Tanto più sarà la frustrazione percepita tanto maggiori saranno le alterazioni negative nei nostri comportamenti.
Tenderanno ad emergere il cinismo, la rabbia e l’aggressività, comportamenti che, ahimè, possiamo riscontriamo ogni giorno.
Resistere nonostante le difficoltà e la tolleranza fisica
Questi comportamenti portano con sé lo sviluppo di un atteggiamento centrato solo e soltanto su noi stessi escludendo tutto il resto.
Quest’attenzione coinvolge sia la nostra mente che il nostro corpo.
Ecco che i piccoli malesseri che un tempo venivano accettati, oggi sono prontamente messi a tacere con le mille soluzioni che le aziende farmaceutiche promuovono e mettono sul mercato.
La prossima volta che entri in farmacia t’invito a dare un’occhiata con attenzione agli scaffali e capirai bene di cosa parlo.
Che sia una sbucciatura al ginocchio, un dolore alla mano, un mal di denti o un raffreddore c’è sempre la “pasticca giusta” per eliminare queste sensazioni.
Giusto qualche dato per aiutare a capire di cosa stiamo parlando.
In Italia dal 2000 ad oggi il consumo di farmaci è aumentato del 60%.
Il 20% degli italiani assume farmaci senza fare richiesta al medico e la percentuale sale al 40% nella fascia di età compresa tra i 25 e i 34 anni.
“Nella nostra società lo stato di salute viene a coincidere con il silenzio del corpo: nel senso di assenza di qualsiasi sintomo, ma anche di qualsiasi comunicazione e percezione di disagio seppure minima.” (Alberto Melucci – sociologo)
Ecco che l’abitudine a ragionare secondo il concetto “C’è una pillola per tutto” diventa un modo di affrontare la vita a 360°, dove ogni intoppo, quale che sia, diventa un inconveniente da “correggere”.
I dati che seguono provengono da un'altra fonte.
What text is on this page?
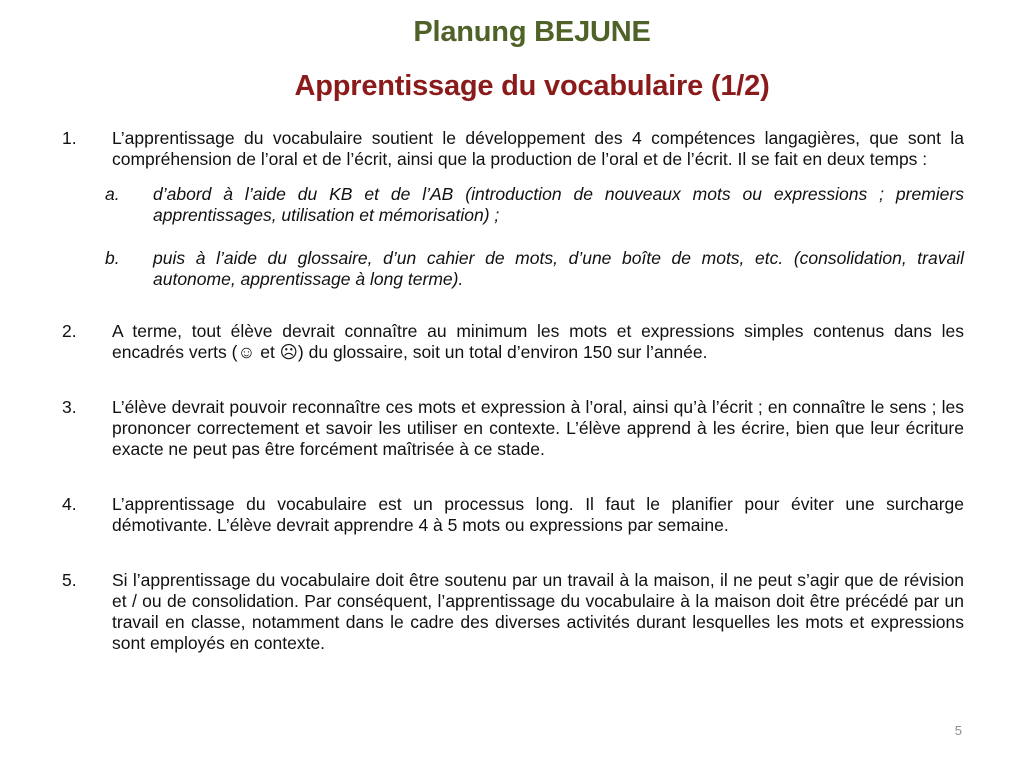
Planung BEJUNE
Apprentissage du vocabulaire (1/2)
1. L’apprentissage du vocabulaire soutient le développement des 4 compétences langagières, que sont la compréhension de l’oral et de l’écrit, ainsi que la production de l’oral et de l’écrit. Il se fait en deux temps :
a. d’abord à l’aide du KB et de l’AB (introduction de nouveaux mots ou expressions ; premiers apprentissages, utilisation et mémorisation) ;
b. puis à l’aide du glossaire, d’un cahier de mots, d’une boîte de mots, etc. (consolidation, travail autonome, apprentissage à long terme).
2. A terme, tout élève devrait connaître au minimum les mots et expressions simples contenus dans les encadrés verts (☺ et ☹) du glossaire, soit un total d’environ 150 sur l’année.
3. L’élève devrait pouvoir reconnaître ces mots et expression à l’oral, ainsi qu’à l’écrit ; en connaître le sens ; les prononcer correctement et savoir les utiliser en contexte. L’élève apprend à les écrire, bien que leur écriture exacte ne peut pas être forcément maîtrisée à ce stade.
4. L’apprentissage du vocabulaire est un processus long. Il faut le planifier pour éviter une surcharge démotivante. L’élève devrait apprendre 4 à 5 mots ou expressions par semaine.
5. Si l’apprentissage du vocabulaire doit être soutenu par un travail à la maison, il ne peut s’agir que de révision et / ou de consolidation. Par conséquent, l’apprentissage du vocabulaire à la maison doit être précédé par un travail en classe, notamment dans le cadre des diverses activités durant lesquelles les mots et expressions sont employés en contexte.
5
Il farmaco consente così di mettere a tacere i più comuni stati dell’umore: ansia, tristezza, preoccupazione, demotivazione.
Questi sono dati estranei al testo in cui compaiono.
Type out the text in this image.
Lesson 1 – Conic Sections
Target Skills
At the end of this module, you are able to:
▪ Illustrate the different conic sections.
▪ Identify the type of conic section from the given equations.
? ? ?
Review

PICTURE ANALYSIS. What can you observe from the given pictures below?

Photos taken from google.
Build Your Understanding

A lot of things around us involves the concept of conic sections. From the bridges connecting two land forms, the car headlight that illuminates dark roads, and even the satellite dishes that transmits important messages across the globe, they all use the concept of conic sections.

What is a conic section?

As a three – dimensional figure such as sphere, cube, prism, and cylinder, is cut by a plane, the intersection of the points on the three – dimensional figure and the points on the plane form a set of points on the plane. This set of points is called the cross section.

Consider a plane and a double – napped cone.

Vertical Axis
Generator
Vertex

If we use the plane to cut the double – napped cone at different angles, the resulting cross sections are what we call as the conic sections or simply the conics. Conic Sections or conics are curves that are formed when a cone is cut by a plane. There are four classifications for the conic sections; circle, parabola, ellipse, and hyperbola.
Tutto è delegato al farmaco e così facendo noi lasciamo cadere a terra le redini della nostra vita.
L’aspetto rilevante su cui riflettere è che l’idea che sia possibile convivere e andare avanti comunque in presenza di uno stato d’animo negativo è semplicemente impensabile.
Perché leggere “Resisto dunque sono”?
“Resisto dunque sono” è un libro decisamente interessante, utile e pratico.
Se vuoi davvero capire cosa sia realmente la resilienza e come sia possibile allenare questa capacità a resistere nonostante le avversità devi assolutamente immergerti in questo libro.
Voglio lasciarti a riflettere su una significativa frase di Hemingway:
Il mondo ci spezza tutti quanti, ma solo alcuni diventano più forti là dove sono stati spezzati.